Some guy on rasfs has an
approach I hadn't thought of before (my two posts are 16 through 18 in the thread) to heating a city: just heat it, not worrying about the dome or roof. Running some numbers, it seems... maybe doable. A lot depends on how quickly heat is lost to the air, and how little we can get away with to get halfway comfortable; adding 100 W/m2 gets too expensive. OTOH, that was assuming continuous year-round heating. Just doing the worst days would cut cost a lot (though raise the proportion of the infrastructure). For purposes of not dying, simple de-icing might be sufficient -- bursts of heat to clear the ground, and people can wear coats like normal.
The thing prompted me to try to actually estimate costs of the roofs I like to go on about. I don't know enough for a good estimate, but comparison to greenhouses (
$7.50/square foot) or the raw costs of transparent materials ($3/foot2 plexiglass, $4 Lexan or glass, all 1/8 inch thick) suggests a minimum of $100/m2 for $100 million per square kilometer.

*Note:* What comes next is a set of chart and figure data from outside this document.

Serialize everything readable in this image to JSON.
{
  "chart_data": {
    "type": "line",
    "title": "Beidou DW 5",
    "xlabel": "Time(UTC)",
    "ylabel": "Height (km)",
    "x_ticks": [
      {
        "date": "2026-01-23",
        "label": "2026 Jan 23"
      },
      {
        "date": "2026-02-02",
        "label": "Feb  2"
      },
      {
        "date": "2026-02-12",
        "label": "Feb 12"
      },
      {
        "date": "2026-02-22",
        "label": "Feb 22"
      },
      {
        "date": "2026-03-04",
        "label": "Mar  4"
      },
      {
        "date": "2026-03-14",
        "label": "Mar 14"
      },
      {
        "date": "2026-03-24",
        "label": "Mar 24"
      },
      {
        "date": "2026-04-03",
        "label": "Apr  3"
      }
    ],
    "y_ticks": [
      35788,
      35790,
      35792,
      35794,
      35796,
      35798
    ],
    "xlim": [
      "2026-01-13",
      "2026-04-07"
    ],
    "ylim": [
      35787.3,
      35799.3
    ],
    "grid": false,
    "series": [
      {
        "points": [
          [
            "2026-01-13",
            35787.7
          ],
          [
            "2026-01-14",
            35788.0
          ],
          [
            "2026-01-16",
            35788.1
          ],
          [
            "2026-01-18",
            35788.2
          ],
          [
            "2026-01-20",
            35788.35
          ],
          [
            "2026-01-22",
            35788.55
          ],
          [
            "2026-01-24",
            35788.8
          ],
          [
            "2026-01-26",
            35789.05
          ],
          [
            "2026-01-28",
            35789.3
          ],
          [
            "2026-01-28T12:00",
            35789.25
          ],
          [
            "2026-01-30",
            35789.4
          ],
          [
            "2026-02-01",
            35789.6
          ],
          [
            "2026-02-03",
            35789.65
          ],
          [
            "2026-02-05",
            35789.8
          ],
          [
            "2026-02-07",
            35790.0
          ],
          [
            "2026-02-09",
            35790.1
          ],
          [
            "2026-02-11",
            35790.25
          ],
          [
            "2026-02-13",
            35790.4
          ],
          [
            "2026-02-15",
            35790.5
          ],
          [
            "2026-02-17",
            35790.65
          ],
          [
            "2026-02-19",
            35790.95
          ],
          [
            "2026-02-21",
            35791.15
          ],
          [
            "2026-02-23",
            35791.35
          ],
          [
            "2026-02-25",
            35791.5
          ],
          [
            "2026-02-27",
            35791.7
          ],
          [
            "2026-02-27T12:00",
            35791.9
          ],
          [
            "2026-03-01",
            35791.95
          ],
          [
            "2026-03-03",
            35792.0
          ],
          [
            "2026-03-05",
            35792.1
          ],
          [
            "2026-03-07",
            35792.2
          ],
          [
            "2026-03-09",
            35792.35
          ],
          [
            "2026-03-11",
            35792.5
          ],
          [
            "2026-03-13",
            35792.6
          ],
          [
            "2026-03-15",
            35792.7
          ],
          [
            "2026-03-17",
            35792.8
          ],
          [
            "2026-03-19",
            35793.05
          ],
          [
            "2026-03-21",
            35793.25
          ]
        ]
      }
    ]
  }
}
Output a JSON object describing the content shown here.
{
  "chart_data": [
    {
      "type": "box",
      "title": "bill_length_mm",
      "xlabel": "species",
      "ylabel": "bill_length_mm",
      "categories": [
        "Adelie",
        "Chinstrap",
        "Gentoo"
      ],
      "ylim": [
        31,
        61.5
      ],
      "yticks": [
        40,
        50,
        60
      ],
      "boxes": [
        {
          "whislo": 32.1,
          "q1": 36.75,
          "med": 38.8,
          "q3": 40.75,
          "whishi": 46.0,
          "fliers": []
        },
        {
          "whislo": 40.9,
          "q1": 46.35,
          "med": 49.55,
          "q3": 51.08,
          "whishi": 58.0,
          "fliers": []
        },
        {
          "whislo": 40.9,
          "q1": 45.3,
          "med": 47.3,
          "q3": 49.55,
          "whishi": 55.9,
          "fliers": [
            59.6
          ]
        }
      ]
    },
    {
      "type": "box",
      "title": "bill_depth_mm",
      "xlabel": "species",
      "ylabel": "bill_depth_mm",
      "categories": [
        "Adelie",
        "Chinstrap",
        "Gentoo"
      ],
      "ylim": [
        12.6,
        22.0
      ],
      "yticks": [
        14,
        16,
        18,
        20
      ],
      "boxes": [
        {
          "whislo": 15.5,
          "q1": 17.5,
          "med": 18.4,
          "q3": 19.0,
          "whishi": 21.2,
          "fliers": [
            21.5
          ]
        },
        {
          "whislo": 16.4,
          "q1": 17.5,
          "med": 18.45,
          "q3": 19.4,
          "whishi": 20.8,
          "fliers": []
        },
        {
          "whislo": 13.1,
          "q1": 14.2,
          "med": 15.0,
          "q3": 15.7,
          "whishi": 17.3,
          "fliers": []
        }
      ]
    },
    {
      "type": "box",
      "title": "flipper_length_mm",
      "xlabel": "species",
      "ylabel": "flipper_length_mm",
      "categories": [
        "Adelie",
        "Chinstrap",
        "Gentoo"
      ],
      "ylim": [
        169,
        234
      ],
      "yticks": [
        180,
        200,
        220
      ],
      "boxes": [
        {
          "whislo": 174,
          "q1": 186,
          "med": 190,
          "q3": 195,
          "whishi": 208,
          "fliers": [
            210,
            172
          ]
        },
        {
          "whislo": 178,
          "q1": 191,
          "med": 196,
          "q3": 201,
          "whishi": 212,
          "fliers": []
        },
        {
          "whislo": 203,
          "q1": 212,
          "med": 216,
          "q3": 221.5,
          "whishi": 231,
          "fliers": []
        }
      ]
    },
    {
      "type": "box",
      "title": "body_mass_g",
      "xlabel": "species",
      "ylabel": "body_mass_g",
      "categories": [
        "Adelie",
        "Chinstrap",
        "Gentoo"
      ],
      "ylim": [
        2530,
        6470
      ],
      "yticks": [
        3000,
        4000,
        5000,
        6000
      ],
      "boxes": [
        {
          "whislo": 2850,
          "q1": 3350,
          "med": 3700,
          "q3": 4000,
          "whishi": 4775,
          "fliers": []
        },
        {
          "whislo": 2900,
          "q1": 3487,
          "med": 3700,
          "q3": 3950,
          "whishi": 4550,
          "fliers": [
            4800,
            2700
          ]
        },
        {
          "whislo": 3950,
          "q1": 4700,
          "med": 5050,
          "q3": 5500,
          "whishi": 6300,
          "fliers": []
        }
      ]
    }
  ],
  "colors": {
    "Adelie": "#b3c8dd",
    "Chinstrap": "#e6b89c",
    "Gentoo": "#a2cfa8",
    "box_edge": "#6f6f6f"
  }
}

That would seem feasible. I don't know how this scales -- big building costs can look a lot higher, and we'd have to be building a lot higher than a greenhouse, but then we don't actually need a normal building, just a roof or umbrella. Unless we want smart roofs, which we might, for summer... $1 billion/km2 would be a lot even for Manhattanites. There's also a question of how thick the panels have to be to survive -- 1/8 inch, or 1/2 inch?
Domed cities link! Notes possibility of floating a dome on air pressure.